Groucho Marx, Monnaie de singe. 1931
Il est facile de comprendre pourquoi, tout au long de notre histoire, les primates ont été l’objet de nos projections et donc de notre vénération, de notre admiration et, parfois, de notre dérision. Il est tentant et justifié de comparer aux nôtres leurs structures sociales, leur aspect physique, le développement de leur cerveau, leurs comportements et leurs talents. On retrouve pratiquement toutes les grandes formes d’organisation sociales chez les singes de l’Ancien et du Nouveau Monde, chez les grands singes (orang-outan, gorille, chimpanzé et bonobo) ou les moins grands (gibbon).
Jusqu’à récemment, nous pensions que les primates étaient les seuls à pouvoir inventer et manipuler des outils, ou à manifester des émotions telle que l’empathie. Nous nous identifions à un petit singe perché dans la conopée de la forêt amazonienne par une nuit de pleine lune, appelant de son cris mélancolique le compagnon ou la compagne de sa vie. Et pourtant, se balançant dans les ombres de l’arbre ancestral de l’humanité, « singe » parle aux images et aux fantasmes ambivalents de nos origines animale – tant à leur perfection virginale idéalisée qu’à l’hilarité débridée et ridicule des instincts et des bouffonneries de notre « esprit de singe ».
Semeur de troubles qui « cherche » néanmoins un code de conduite (à l’instar des trois singes de la sagesse qui « ne voient rien, n’entendent rien, ne disent rien »), le singe incarne le triste état de linéarité tiraillée entre, d’une part l’anormalité et la linéarité de l’expression instinctuelle, de l’autre l’aspiration à l’évolution social et émotionnelle.
Il fut immortalisé dans la mythologie maya pour être la seule créature à avoir survécu à la destruction de la Création par les dieux ; vénéré dans l’ancienne Egypte en tant que Thot, ami des morts et esprit de la sagesse secondant le pharaon ; élevé en Inde au rang du dieu Hanuman, celui à la forte mâchoire, le guerrier parfait et sans armes, le fils du vent qui déplace des montagnes.

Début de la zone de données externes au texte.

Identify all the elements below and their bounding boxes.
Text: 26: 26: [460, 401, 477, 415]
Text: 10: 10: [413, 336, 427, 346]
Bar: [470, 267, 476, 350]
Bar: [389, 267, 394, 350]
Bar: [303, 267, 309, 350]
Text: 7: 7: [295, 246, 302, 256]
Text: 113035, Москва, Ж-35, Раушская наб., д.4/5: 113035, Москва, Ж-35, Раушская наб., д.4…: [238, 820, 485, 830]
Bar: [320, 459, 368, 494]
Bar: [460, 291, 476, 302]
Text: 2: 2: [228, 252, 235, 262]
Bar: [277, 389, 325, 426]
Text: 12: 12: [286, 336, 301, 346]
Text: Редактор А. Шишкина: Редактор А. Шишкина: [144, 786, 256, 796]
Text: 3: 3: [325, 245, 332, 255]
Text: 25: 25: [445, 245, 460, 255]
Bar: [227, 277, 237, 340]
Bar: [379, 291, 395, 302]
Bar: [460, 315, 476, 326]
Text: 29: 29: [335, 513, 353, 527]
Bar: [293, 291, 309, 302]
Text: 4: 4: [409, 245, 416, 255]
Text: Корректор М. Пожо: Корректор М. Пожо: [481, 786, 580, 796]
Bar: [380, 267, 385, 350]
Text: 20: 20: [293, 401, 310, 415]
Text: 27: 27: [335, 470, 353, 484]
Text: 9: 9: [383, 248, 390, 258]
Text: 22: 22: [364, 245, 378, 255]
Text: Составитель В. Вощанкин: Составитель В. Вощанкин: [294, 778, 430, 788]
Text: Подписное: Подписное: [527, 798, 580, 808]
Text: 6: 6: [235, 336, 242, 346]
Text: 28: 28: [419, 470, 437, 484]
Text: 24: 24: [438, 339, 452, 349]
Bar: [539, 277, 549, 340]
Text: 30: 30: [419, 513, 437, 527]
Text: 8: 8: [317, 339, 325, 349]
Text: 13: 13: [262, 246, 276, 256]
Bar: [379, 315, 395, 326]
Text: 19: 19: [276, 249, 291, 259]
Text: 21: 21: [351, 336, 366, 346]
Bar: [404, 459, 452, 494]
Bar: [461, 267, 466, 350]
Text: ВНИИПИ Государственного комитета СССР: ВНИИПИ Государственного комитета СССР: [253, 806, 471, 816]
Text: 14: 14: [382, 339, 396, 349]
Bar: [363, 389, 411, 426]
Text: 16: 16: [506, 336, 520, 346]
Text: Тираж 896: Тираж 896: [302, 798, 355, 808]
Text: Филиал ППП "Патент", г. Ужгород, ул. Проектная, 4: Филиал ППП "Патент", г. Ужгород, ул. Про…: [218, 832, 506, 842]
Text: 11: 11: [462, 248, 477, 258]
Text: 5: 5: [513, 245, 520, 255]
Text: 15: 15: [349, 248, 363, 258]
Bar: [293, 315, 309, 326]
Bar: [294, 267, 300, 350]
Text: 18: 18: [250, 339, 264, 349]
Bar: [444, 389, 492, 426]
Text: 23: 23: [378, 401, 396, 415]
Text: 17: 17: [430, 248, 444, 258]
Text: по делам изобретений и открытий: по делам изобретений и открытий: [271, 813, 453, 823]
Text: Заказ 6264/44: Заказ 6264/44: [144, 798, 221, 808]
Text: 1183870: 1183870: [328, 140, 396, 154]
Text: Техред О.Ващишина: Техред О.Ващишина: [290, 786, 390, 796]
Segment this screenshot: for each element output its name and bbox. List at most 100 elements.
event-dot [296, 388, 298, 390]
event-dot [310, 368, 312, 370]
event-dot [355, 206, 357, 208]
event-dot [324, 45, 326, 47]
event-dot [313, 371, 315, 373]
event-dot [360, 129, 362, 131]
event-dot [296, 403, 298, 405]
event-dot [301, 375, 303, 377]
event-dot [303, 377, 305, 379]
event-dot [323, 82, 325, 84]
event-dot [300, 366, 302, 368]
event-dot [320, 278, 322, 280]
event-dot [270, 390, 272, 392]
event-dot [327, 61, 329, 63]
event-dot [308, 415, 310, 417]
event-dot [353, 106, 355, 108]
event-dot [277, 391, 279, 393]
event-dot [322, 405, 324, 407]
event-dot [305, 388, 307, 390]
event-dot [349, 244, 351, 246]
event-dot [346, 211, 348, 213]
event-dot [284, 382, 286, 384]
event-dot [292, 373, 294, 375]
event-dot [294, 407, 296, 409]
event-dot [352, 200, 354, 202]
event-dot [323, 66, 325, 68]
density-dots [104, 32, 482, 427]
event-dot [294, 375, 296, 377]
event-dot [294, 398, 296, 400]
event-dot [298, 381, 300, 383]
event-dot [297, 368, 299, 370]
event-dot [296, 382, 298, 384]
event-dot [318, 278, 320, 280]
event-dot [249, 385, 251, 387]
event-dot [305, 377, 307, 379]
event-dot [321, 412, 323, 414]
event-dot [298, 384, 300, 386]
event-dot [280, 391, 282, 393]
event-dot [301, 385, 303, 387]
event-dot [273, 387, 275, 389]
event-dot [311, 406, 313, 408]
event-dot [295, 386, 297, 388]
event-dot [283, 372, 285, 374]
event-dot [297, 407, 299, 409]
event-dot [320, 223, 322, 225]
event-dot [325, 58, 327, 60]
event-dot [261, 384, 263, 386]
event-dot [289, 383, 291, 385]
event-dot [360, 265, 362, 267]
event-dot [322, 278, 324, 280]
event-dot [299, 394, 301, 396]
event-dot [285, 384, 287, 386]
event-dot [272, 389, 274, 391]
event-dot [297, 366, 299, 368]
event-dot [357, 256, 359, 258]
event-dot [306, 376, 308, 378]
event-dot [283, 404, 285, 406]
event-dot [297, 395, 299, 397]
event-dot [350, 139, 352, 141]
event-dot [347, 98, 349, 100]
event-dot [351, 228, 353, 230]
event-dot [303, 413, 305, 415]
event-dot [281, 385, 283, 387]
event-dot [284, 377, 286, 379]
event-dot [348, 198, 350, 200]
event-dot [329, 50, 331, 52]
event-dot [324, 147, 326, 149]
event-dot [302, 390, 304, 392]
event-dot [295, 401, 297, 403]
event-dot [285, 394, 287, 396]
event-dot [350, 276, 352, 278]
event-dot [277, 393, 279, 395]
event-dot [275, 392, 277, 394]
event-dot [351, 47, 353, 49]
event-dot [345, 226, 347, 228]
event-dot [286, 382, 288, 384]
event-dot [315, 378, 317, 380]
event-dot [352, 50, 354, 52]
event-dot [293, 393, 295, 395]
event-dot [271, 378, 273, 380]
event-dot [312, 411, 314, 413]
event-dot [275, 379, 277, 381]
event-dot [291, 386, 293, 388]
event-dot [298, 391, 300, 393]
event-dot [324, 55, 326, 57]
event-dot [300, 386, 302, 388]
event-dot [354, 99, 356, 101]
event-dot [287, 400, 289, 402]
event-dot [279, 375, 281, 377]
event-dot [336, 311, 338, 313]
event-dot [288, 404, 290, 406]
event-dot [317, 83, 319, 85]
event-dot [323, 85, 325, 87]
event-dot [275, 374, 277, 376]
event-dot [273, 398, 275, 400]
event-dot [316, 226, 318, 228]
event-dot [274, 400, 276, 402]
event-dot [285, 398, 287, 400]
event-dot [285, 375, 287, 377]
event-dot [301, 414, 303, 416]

Le singe impudent et malin a régné en maître dans de nombreuses cultures anciennes. Cependant, lorsqu’il a commencé à arpenter les savanes théologiques judéo-chrétiennes et islamiques, son image s’est chargée des projections de luxure, de cupidité et de perniciosité de l’humanité, devenant la « perversion » de l’œuvre de Dieu. un bestiaire du 12e siècle déclare que si le singe tout entier est « révoltant, son derrière est scandaleux et laid à outrance ».
Au Moyen-Age, Satan était décrit comme le simia dei (le singe de Dieu) et l’art chrétien dépeignait souvent le diable avec un scandaleux postérieur simiesque.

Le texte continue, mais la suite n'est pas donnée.